Maienzo had supported the paramount National Autonomist Party; but became disenchanted with it during President Miguel Juárez Celman's despotic 1886-90 rule. He provided legal advice to reform activists following the violently-suppressed Revolution of the Park (1890). Following a term in the Senate of the Province of Buenos Aires, during which he became well known for his defense of federalism, Matienzo returned to the University of Buenos Aires in 1904 as Professor of Philosophy and Letters. He was appointed dean of his school in 1906, and later established the Institute of Historical Research.

The reformist President José Figueroa Alcorta appointed Matienzo Minister of Labor in 1907. Accepting the post during a period of upheaval in the Argentine labor movement, he committed the bureau to accelerated labor law reform and ordered the publication of a bulletin detailing its activities. Continuing to teach he wrote the seminal Federal Representative Government in the Argentine Republic, in 1910. The text articulated his view as historian that Argentine politics would shift along roughly 18-year cycles and that reform could only evolve as quickly as the educational level of the public at large. He was later appointed Attorney General by the first democratically elected President of Argentina, Hipólito Yrigoyen. The president retained him during his entire 1916-22 term, though Matienzo developed differences with the increasingly autocratic Yrigoyen. This helped earn him the powerful post of Minister of the Interior (overseeing law enforcement) under Yrigoyen's successor, Marcelo Torcuato de Alvear, who removed almost all other high-level Yrigoyen appointees.
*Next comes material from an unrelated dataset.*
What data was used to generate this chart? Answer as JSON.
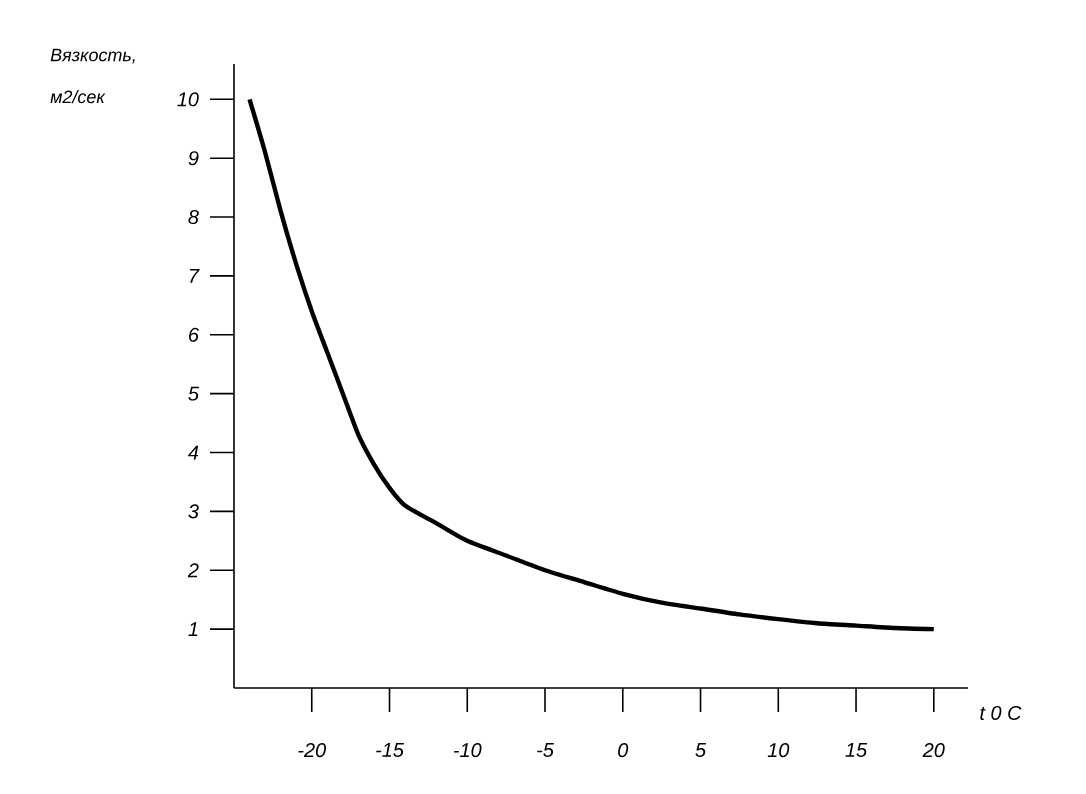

Matienzo retired from his professorship in 1927, when he accepted Socialist Party leader Juan B. Justo's invitation to join his ticket as a running mate. The decision to include the pragmatic Matienzo sparked a division in the party during their 1927 convention, however. Three months before the April 1928 election, Justo died unexpectedly, and Matienzo fared poorly. In 1932 the aging academic was elected to the Argentine Senate from his native Province of Tucumán, and he remained there until his death in 1936, at age 75.